Perfectionism – the killer of so many dreams.
I should know – from my own experience and seeing it play out in the businesses of clients.
You may have heard me talk about procrastination by perfectionism and good enough is good enough.
When you use perfectionism to procrastinate you don’t ship.
You don’t produce…
The home page doesn’t get updated because you haven’t got the perfect logo…
You don’t email your list because your business model isn’t quite right…
You don’t build your audience on social because your photography isn’t as good as it will be in 12 months time…
That’s partly what I’ve been doing the past couple of years. I knew that I wasn’t quite heading in the right direction with my business so I procrastinated a lot because things weren’t perfect.
Or in other words, I really cut back on how much I was producing because I knew that I was going to evolve my business, I just hadn’t worked out how.
With the consequences that brought.
It cost me in many ways because things weren’t perfect so I was procrastinating. Not getting things done.
I’ve been working on that lately and now I’ve become more of an optimalist.
In his book The Pursuit of Perfect, Tal Ben-Shahar (one of the world’s leading Positive Psychologists) tells us that we can either be an unhealthy perfectionist or a high-functioning perfectionist which is much healthier.
He gives the two forms different names Perfectionist and Optimalist.
Those who practice the unhealthy form are Perfectionists.
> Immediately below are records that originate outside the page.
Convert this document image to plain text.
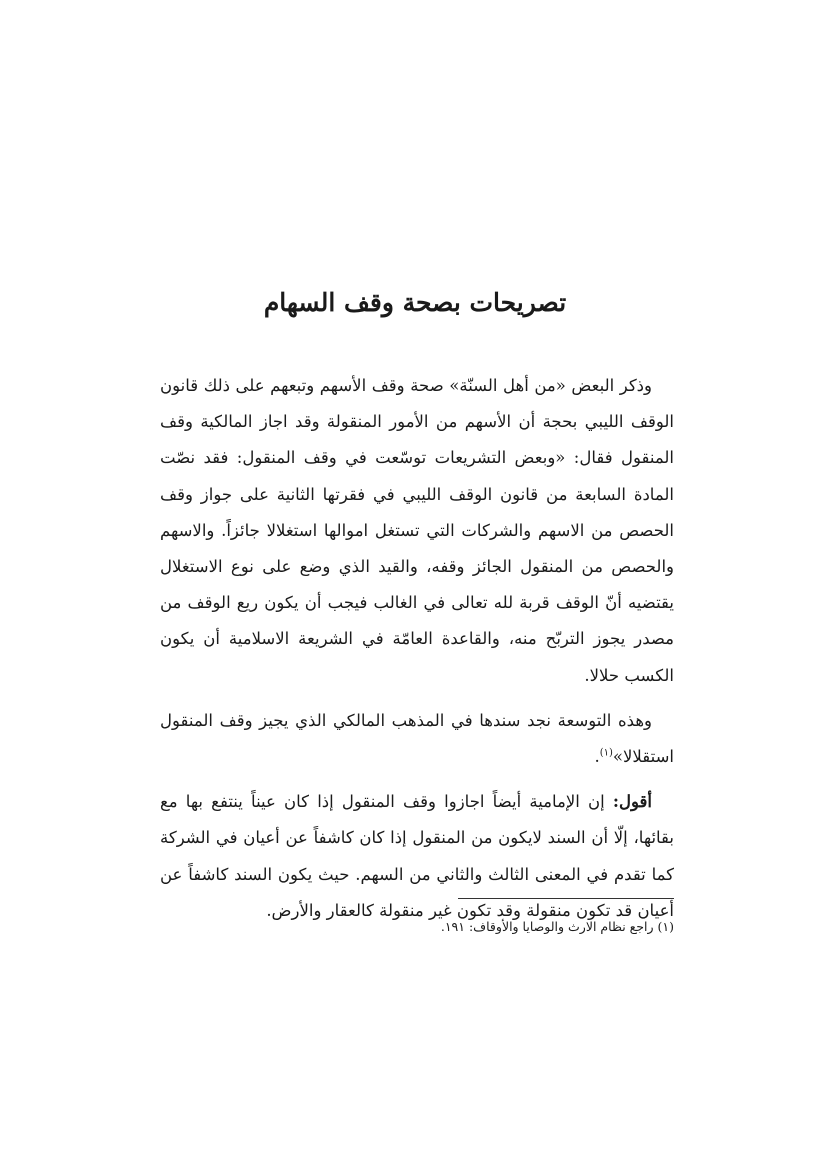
تصريحات بصحة وقف السهام

وذكر البعض «من أهل السنّة» صحة وقف الأسهم وتبعهم على ذلك قانون الوقف الليبي بحجة أن الأسهم من الأمور المنقولة وقد اجاز المالكية وقف المنقول فقال: «وبعض التشريعات توسّعت في وقف المنقول: فقد نصّت المادة السابعة من قانون الوقف الليبي في فقرتها الثانية على جواز وقف الحصص من الاسهم والشركات التي تستغل اموالها استغلالا جائزاً. والاسهم والحصص من المنقول الجائز وقفه، والقيد الذي وضع على نوع الاستغلال يقتضيه أنّ الوقف قربة لله تعالى في الغالب فيجب أن يكون ريع الوقف من مصدر يجوز التربّح منه، والقاعدة العامّة في الشريعة الاسلامية أن يكون الكسب حلالا.

وهذه التوسعة نجد سندها في المذهب المالكي الذي يجيز وقف المنقول استقلالا»$^{(١)}$.

أقول: إن الإمامية أيضاً اجازوا وقف المنقول إذا كان عيناً ينتفع بها مع بقائها، إلّا أن السند لايكون من المنقول إذا كان كاشفاً عن أعيان في الشركة كما تقدم في المعنى الثالث والثاني من السهم. حيث يكون السند كاشفاً عن أعيان قد تكون منقولة وقد تكون غير منقولة كالعقار والأرض.

(١) راجع نظام الارث والوصايا والأوقاف: ١٩١.
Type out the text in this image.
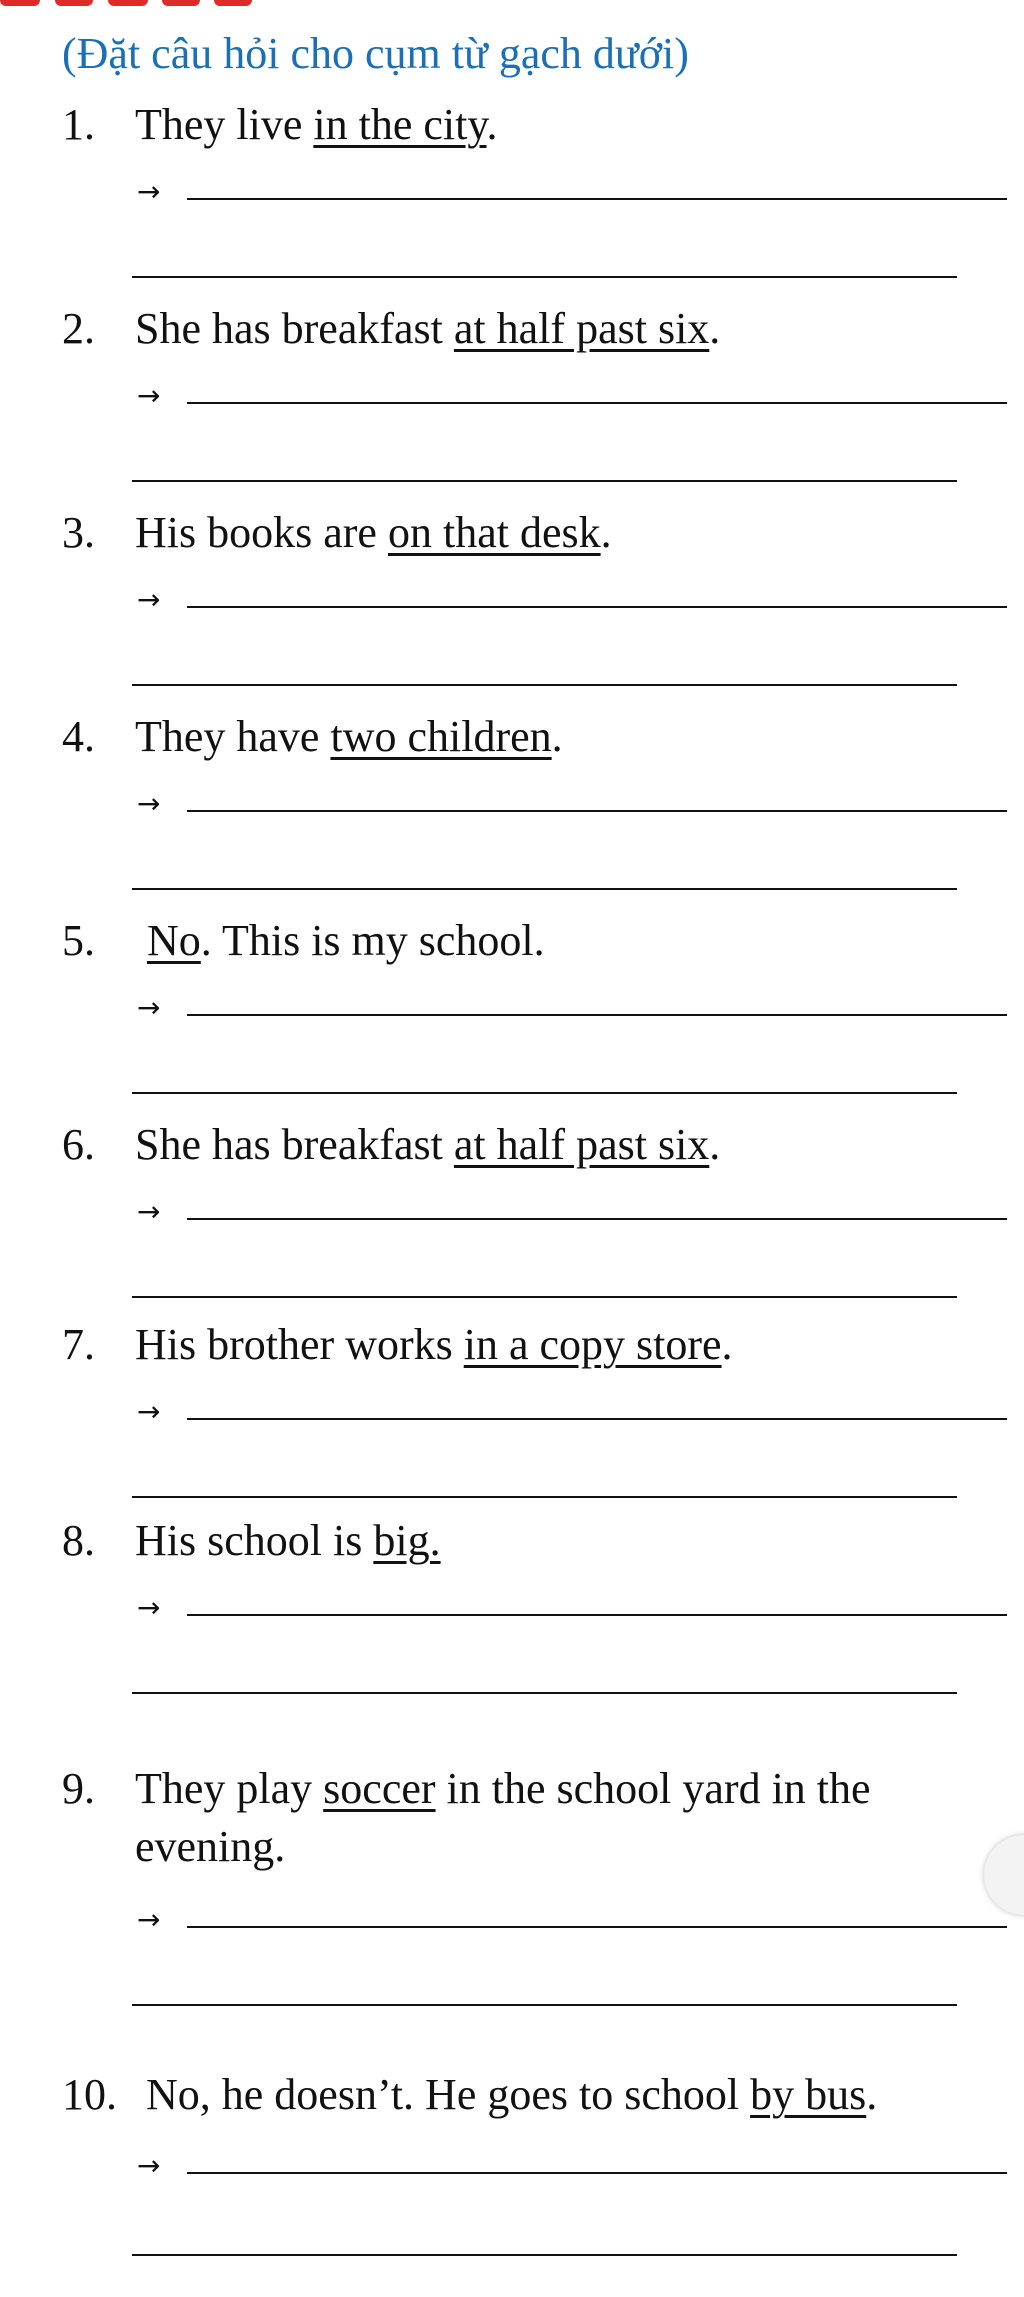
(Đặt câu hỏi cho cụm từ gạch dưới)
1. They live in the city.
→
2. She has breakfast at half past six.
→
3. His books are on that desk.
→
4. They have two children.
→
5.	No. This is my school.
→
6. She has breakfast at half past six.
→
7. His brother works in a copy store.
→
8. His school is big.
→
9. They play soccer in the school yard in the
evening.
→
10. No, he doesn’t. He goes to school by bus.
→
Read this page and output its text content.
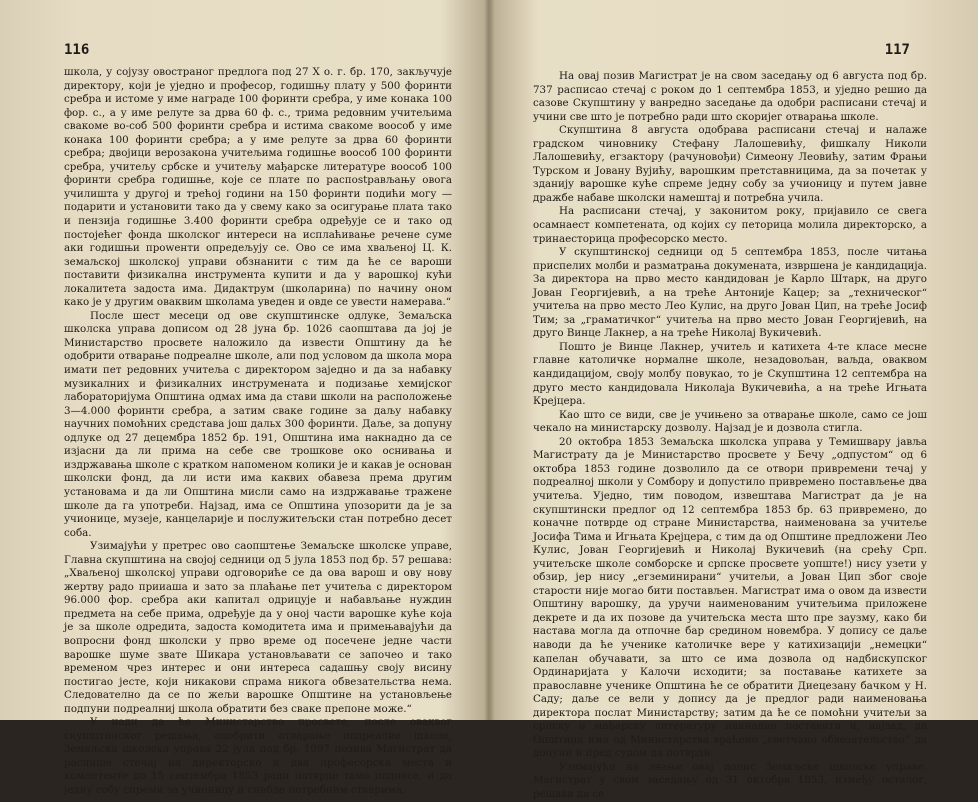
116

школа, у cojузу овостраног предлога под 27 X о. г. бр. 170, закључује директору, који је уједно и професор, годишњу плату у 500 форинти сребра и истоме у име награде 100 форинти сребра, у име конака 100 фор. с., а у име релуте за дрва 60 ф. с., трима редовним учитељима свакоме во-сoб 500 форинти сребра и истима свакоме воособ у име конака 100 форинти сребра; а у име релуте за дрва 60 форинти сребра; двојици верозакона учитељима годишње воособ 100 форинти сребра, учитељу србске и учитељу мађарске литературе воособ 100 форинти сребра годишње, које се плате по распоstрављању овога училишта у другој и трећој години на 150 форинти подићи могу — подарити и установити тако да у свему како за осигурање плата тако и пензија годишње 3.400 форинти сребра одређује се и тако од постојећег фонда школског интереси на исплаћивање речене суме аки годишњи проwенти опредељују се. Ово се има хваљеној Ц. К. земаљској школској управи обзнанити с тим да ће се вароши поставити физикална инструмента купити и да у варошкој кући локалитета задоста има. Дидактрум (школарина) по начину оном како је у другим оваквим школама уведен и овде се увести намерава.“

После шест месеци од ове скупштинске одлуке, Земаљска школска управа дописом од 28 јуна бр. 1026 саопштава да јој је Министарство просвете наложило да извести Општину да ће одобрити отварање подреалне школе, али под условом да школа мора имати пет редовних учитеља с директором заједно и да за набавку музикалних и физикалних инструмената и подизање хемијског лабораторијума Општина одмах има да стави школи на расположење 3—4.000 форинти сребра, а затим сваке године за даљу набавку научних помоћних средстава још дальх 300 форинти. Даље, за допуну одлуке од 27 децембра 1852 бр. 191, Општина има накнадно да се изјасни да ли прима на себе све трошкове око оснивања и издржавања школе с кратком напоменом колики је и какав је основан школски фонд, да ли исти има каквих обавеза према другим установама и да ли Општина мисли само на издржавање тражене школе да га употреби. Најзад, има се Општина упозорити да је за учионице, музеје, канцеларије и послужитељски стан потребно десет соба.

Узимајући у претрес ово саопштење Земаљске школске управе, Главна скупштина на својој седници од 5 јула 1853 под бр. 57 решава: „Хваљеној школској управи одговориће се да ова варош и ову нову жертву радо прииаша и зато за плаћање пет учитеља с директором 96.000 фор. сребра аки капитал одрицује и набављање нуждин предмета на себе прима, одређује да у оној части варошке куће која је за школе одредита, задоста комодитета има и примењавајући да вопросни фонд школски у прво време од посечене једне части варошке шуме звате Шикара установљавати се започео и тако временом чрез интерес и они интереса садашњу своју висину постигао јесте, који никакови спрама никога обвезательства нема. Следователно да се по жељи варошке Општине на установљење подпуни подреалниј школа обратити без сваке препоне може.“

У нади да ће Министарство просвете, после оваквог скупштинског решења, одобрити отварање подреалне школе, Земаљска школска управа 22 јула под бр. 1097 позива Магистрат да распише стечај на директорско и два професорска места и компетенте до 15 септембра 1853 ради потврде тамо поднесе, и да једну собу спреми за учионицу и снабде потребним стварима.

117

На овај позив Магистрат је на свом заседању од 6 августа под бр. 737 расписао стечај с роком до 1 септембра 1853, и уједно решио да сазове Скупштину у ванредно заседање да одобри расписани стечај и учини све што је потребно ради што скоријег отварања школе.

Скупштина 8 августа одобрава расписани стечај и налаже градском чиновнику Стефану Лалошевићу, фишкалу Николи Лалошевићу, егзактору (рачуновођи) Симеону Леовићу, затим Фрањи Турском и Јовану Вујићу, варошким претставницима, да за почетак у зданију варошке куће спреме једну собу за учионицу и путем јавне дражбе набаве школски намештај и потребна учила.

На расписани стечај, у законитом року, пријавило се свега осамнаест компетената, од којих су петорица молила директорско, а тринаесторица професорско место.

У скупштинској седници од 5 септембра 1853, после читања приспелих молби и разматрања докумената, извршена је кандидација. За директора на прво место кандидован је Карло Штарк, на друго Јован Георгијевић, а на треће Антоније Кацер; за „техническог“ учитеља на прво место Лео Кулис, на друго Јован Цип, на треће Јосиф Тим; за „граматичког“ учитеља на прво место Јован Георгијевић, на друго Винце Лакнер, а на треће Николај Вукичевић.

Пошто је Винце Лакнер, учитељ и катихета 4-те класе месне главне католичке нормалне школе, незадовољан, ваљда, оваквом кандидацијом, своју молбу повукао, то је Скупштина 12 септембра на друго место кандидовала Николаја Вукичевића, а на треће Игњата Крејцера.

Као што се види, све је учињено за отварање школе, само се још чекало на министарску дозволу. Најзад је и дозвола стигла.

20 октобра 1853 Земаљска школска управа у Темишвару јавља Магистрату да је Министарство просвете у Бечу „одпустом“ од 6 октобра 1853 године дозволило да се отвори привремени течај у подреалној школи у Сомбору и допустило привремено постављење два учитеља. Уједно, тим поводом, извештава Магистрат да је на скупштински предлог од 12 септембра 1853 бр. 63 привремено, до коначне потврде од стране Министарства, наименована за учитеље Јосифа Тима и Игњата Крејцера, с тим да од Општине предложени Лео Кулис, Јован Георгијевић и Николај Вукичевић (на срећу Срп. учитељске школе сомборске и српске просвете уопште!) нису узети у обзир, јер нису „егземинирани“ учитељи, а Јован Цип због своје старости није могао бити постављен. Магистрат има о овом да извести Општину варошку, да уручи наименованим учитељима приложене декрете и да их позове да учитељска места што пре заузму, како би настава могла да отпочне бар средином новембра. У допису се даље наводи да ће ученике католичке вере у катихизацији „немецки“ капелан обучавати, за што се има дозвола од надбискупског Ординаријата у Калочи исходити; за поставање катихете за православне ученике Општина ће се обратити Диецезану бачком у Н. Саду; даље се вели у допису да је предлог ради наименовања директора послат Министарству; затим да ће се помоћни учитељи за српску и мађарску литературу накнадно поставити и, најзад, да Општина има од Министарства враћено „светчано обвезательство“ да допуни и пред судом да потврди.

Узимајући на знање овај допис Земаљске школске управе, Магистрат у свом заседању од 31 октобра 1853, између осталог, решава да се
He says that a Perfectionist fails to take into account reality which leads to anxiety and depression because it’s impossible to meet the standards they set so they inevitably fail and beat themselves up.
For example, thinking that you can replace your well-paid job with your business in 6 months time whilst working on your business around your full-time demanding in the evenings and on weekends with minimal budget for marketing and getting some help to do the work.
In contrast, the Optimalist embraces the constraints of their reality.
They still have really high standards, however, they rub their vision up against reality. They know they only have so many hours in a day, that creating a full time income from your business takes longer when you have limited time and cashflow to leverage.
Knowing this, they construct their optimal life, their vision, within the boundaries of their reality. That way, when it takes longer to replace the income from the job that they hate, they don’t get frustrated, overwhelmed or think they’ve failed.
They know that they are moving forward in an optimal way, optimal deriving from the latin optimus which means best…
Which version shows up most for you – the perfectionist or the optimalist?
And more to the point, how can you hold high standards whilst embracing the constraints of your reality today, tomorrow and the next day?